# G'day Mate - 'Ere from Australia!



## Spiffy_x (May 23, 2008)

Hello. I'm Katie and i live in Australia. I have a lovely 2 1/2 month old kitten named Boobah. He's a boy and he's black with a white tummy, white socks and a bit of white on his face. Awww. He's so naughty tho...Cya around!!! xxx Katie


----------



## Leazie (Apr 14, 2007)

Welcome to the forum. I love your kitten's name  .


----------



## Spiffy_x (May 23, 2008)

Thanks. I got the name from that little kid's show with the chubby coloured things that look like teletubbies! LOL. i'll get a pic of him hopefully, it's so hard when he's running around chewing on everything - he wont sit still.
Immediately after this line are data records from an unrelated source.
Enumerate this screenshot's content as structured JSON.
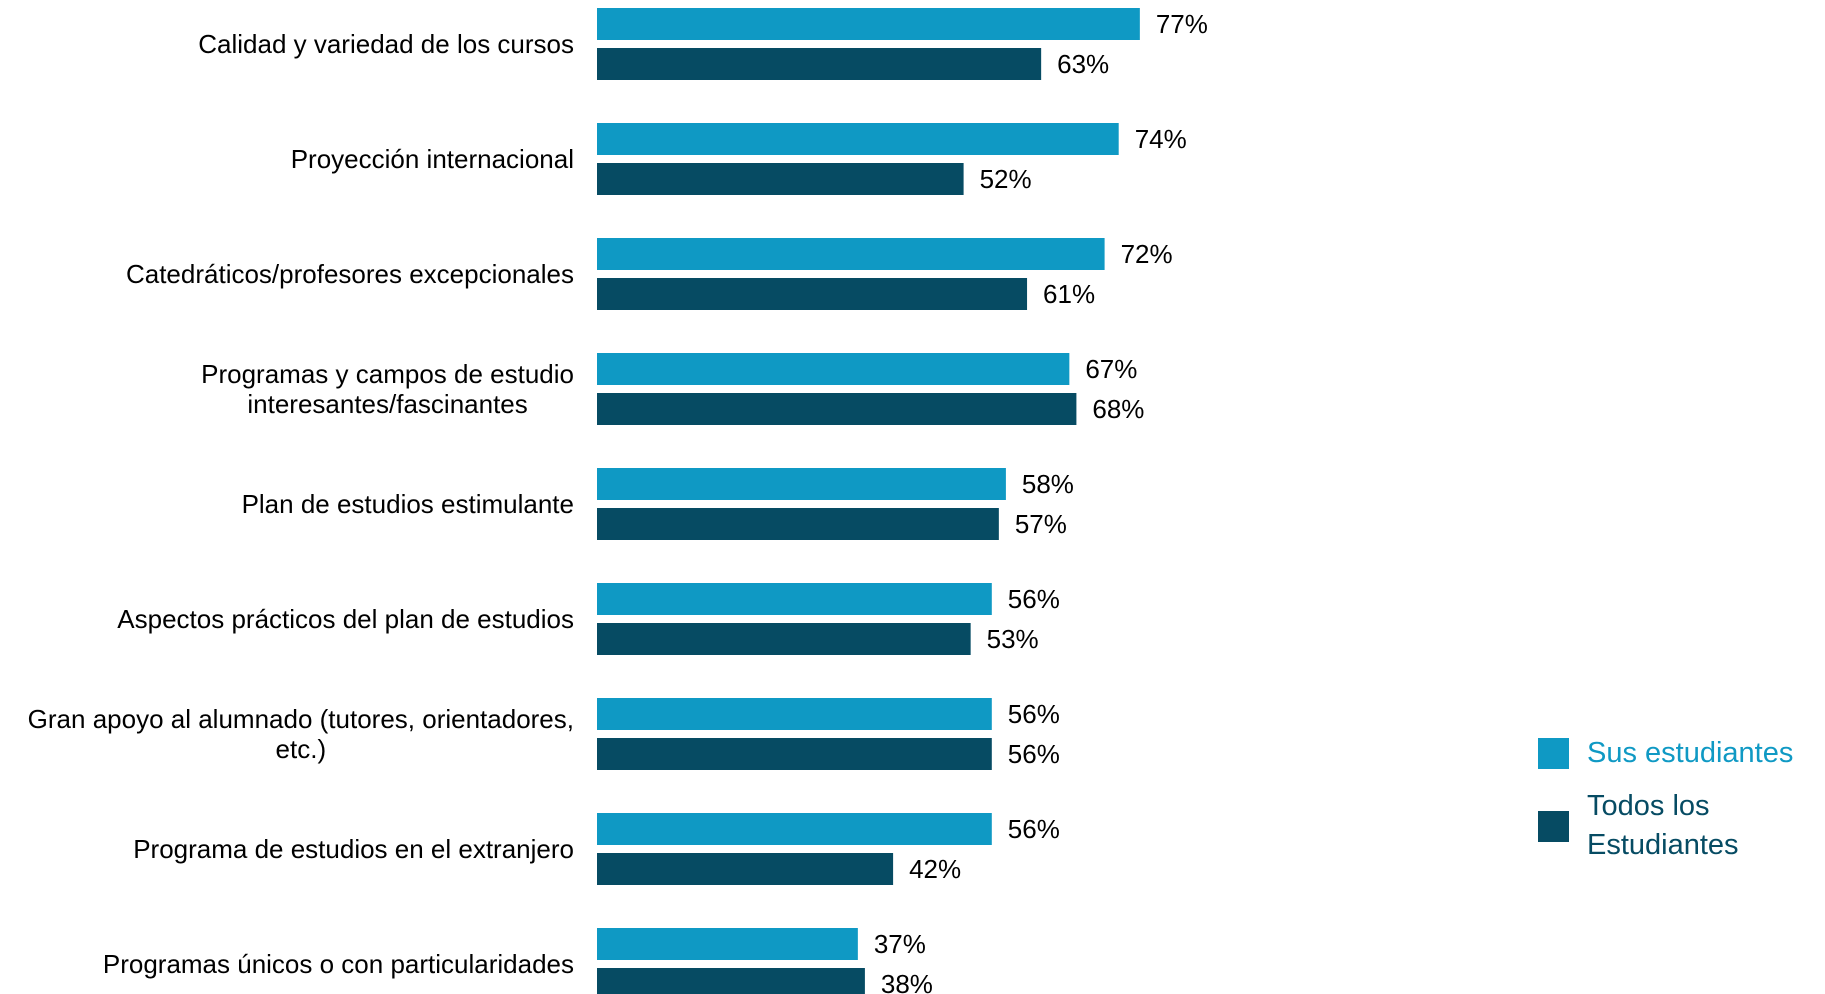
{
  "chart_data": {
    "type": "bar",
    "orientation": "horizontal",
    "categories": [
      "Calidad y variedad de los cursos",
      "Proyección internacional",
      "Catedráticos/profesores excepcionales",
      "Programas y campos de estudio interesantes/fascinantes",
      "Plan de estudios estimulante",
      "Aspectos prácticos del plan de estudios",
      "Gran apoyo al alumnado (tutores, orientadores, etc.)",
      "Programa de estudios en el extranjero",
      "Programas únicos o con particularidades"
    ],
    "category_lines": [
      [
        "Calidad y variedad de los cursos"
      ],
      [
        "Proyección internacional"
      ],
      [
        "Catedráticos/profesores excepcionales"
      ],
      [
        "Programas y campos de estudio",
        "interesantes/fascinantes"
      ],
      [
        "Plan de estudios estimulante"
      ],
      [
        "Aspectos prácticos del plan de estudios"
      ],
      [
        "Gran apoyo al alumnado (tutores, orientadores,",
        "etc.)"
      ],
      [
        "Programa de estudios en el extranjero"
      ],
      [
        "Programas únicos o con particularidades"
      ]
    ],
    "series": [
      {
        "name": "Sus estudiantes",
        "color": "#0f99c4",
        "values": [
          77,
          74,
          72,
          67,
          58,
          56,
          56,
          56,
          37
        ],
        "labels": [
          "77%",
          "74%",
          "72%",
          "67%",
          "58%",
          "56%",
          "56%",
          "56%",
          "37%"
        ]
      },
      {
        "name": "Todos los Estudiantes",
        "legend_lines": [
          "Todos los",
          "Estudiantes"
        ],
        "color": "#064b63",
        "values": [
          63,
          52,
          61,
          68,
          57,
          53,
          56,
          42,
          38
        ],
        "labels": [
          "63%",
          "52%",
          "61%",
          "68%",
          "57%",
          "53%",
          "56%",
          "42%",
          "38%"
        ]
      }
    ],
    "value_unit": "%",
    "xlim": [
      0,
      100
    ],
    "grid": false,
    "legend_position": "right",
    "title": "",
    "xlabel": "",
    "ylabel": ""
  }
}
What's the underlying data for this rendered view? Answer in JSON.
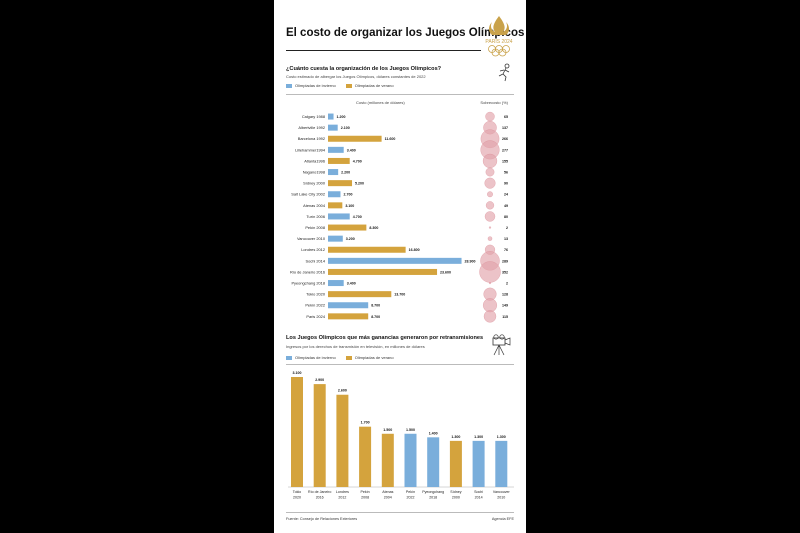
{
  "title": "El costo de organizar los Juegos Olímpicos",
  "logo": {
    "text": "PARIS 2024",
    "color": "#c9a24a"
  },
  "colors": {
    "winter": "#7aaedb",
    "summer": "#d4a33d",
    "bubble": "#e2a3ab"
  },
  "section1": {
    "title": "¿Cuánto cuesta la organización de los Juegos Olímpicos?",
    "subtitle": "Costo estimado de albergar los Juegos Olímpicos, dólares constantes de 2022",
    "legend_winter": "Olimpiadas de invierno",
    "legend_summer": "Olimpiadas de verano",
    "cost_header": "Costo (millones de dólares)",
    "overrun_header": "Sobrecosto (%)"
  },
  "chart_data": [
    {
      "type": "bar",
      "orientation": "horizontal",
      "categories": [
        "Calgary 1988",
        "Albertville 1992",
        "Barcelona 1992",
        "Lillehammer1994",
        "Atlanta1996",
        "Nagano1998",
        "Sídney 2000",
        "Salt Lake City 2002",
        "Atenas 2004",
        "Turín 2006",
        "Pekín 2008",
        "Vancouver 2010",
        "Londres 2012",
        "Sochi 2014",
        "Río de Janeiro 2016",
        "Pyeongchang 2018",
        "Tokio 2020",
        "Pekín 2022",
        "Paris 2024"
      ],
      "season": [
        "winter",
        "winter",
        "summer",
        "winter",
        "summer",
        "winter",
        "summer",
        "winter",
        "summer",
        "winter",
        "summer",
        "winter",
        "summer",
        "winter",
        "summer",
        "winter",
        "summer",
        "winter",
        "summer"
      ],
      "values": [
        1200,
        2100,
        11600,
        3400,
        4700,
        2200,
        5200,
        2700,
        3100,
        4700,
        8300,
        3200,
        16800,
        28900,
        23600,
        3400,
        13700,
        8700,
        8700
      ],
      "value_labels": [
        "1.200",
        "2.100",
        "11.600",
        "3.400",
        "4.700",
        "2.200",
        "5.200",
        "2.700",
        "3.100",
        "4.700",
        "8.300",
        "3.200",
        "16.800",
        "28.900",
        "23.600",
        "3.400",
        "13.700",
        "8.700",
        "8.700"
      ],
      "overrun_pct": [
        65,
        137,
        266,
        277,
        155,
        56,
        90,
        24,
        49,
        80,
        2,
        13,
        76,
        289,
        352,
        2,
        128,
        149,
        115
      ],
      "xlim": [
        0,
        29000
      ]
    },
    {
      "type": "bar",
      "title": "Los Juegos Olímpicos que más ganancias generaron por retransmisiones",
      "subtitle": "Ingresos por los derechos de transmisión en televisión, en millones de dólares",
      "legend_winter": "Olimpiadas de invierno",
      "legend_summer": "Olimpiadas de verano",
      "categories": [
        "Tokio 2020",
        "Río de Janeiro 2016",
        "Londres 2012",
        "Pekín 2008",
        "Atenas 2004",
        "Pekín 2022",
        "Pyeongchang 2018",
        "Sídney 2000",
        "Sochi 2014",
        "Vancouver 2010"
      ],
      "season": [
        "summer",
        "summer",
        "summer",
        "summer",
        "summer",
        "winter",
        "winter",
        "summer",
        "winter",
        "winter"
      ],
      "values": [
        3100,
        2900,
        2600,
        1700,
        1500,
        1500,
        1400,
        1300,
        1300,
        1300
      ],
      "value_labels": [
        "3.100",
        "2.900",
        "2.600",
        "1.700",
        "1.500",
        "1.500",
        "1.400",
        "1.300",
        "1.300",
        "1.300"
      ],
      "ylim": [
        0,
        3100
      ]
    }
  ],
  "footer": {
    "source": "Fuente: Consejo de Relaciones Exteriores",
    "agency": "Agencia EFE"
  }
}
Hehe


----------



## estelle58 (Feb 28, 2006)




----------



## Jeanie (Jun 18, 2003)

Katie, Boobah sounds like a real cutie! Welcome to both of you.


----------



## DesnBaby (Apr 18, 2004)




----------



## orchyboy (May 21, 2008)

ey what state you in?

Im in vic got a crazy tonk Simba tis his name...

get that pic up!


----------



## dmcwlvssr (Apr 24, 2005)

Welcome! I am donna proudly owned by the Incredible Four and the big girl Freesia


----------



## Spiffy_x (May 23, 2008)

Im in SA. I dont have a slot for the memory card to get the pics up. Gonna store em on a usb sumhow. xx.


----------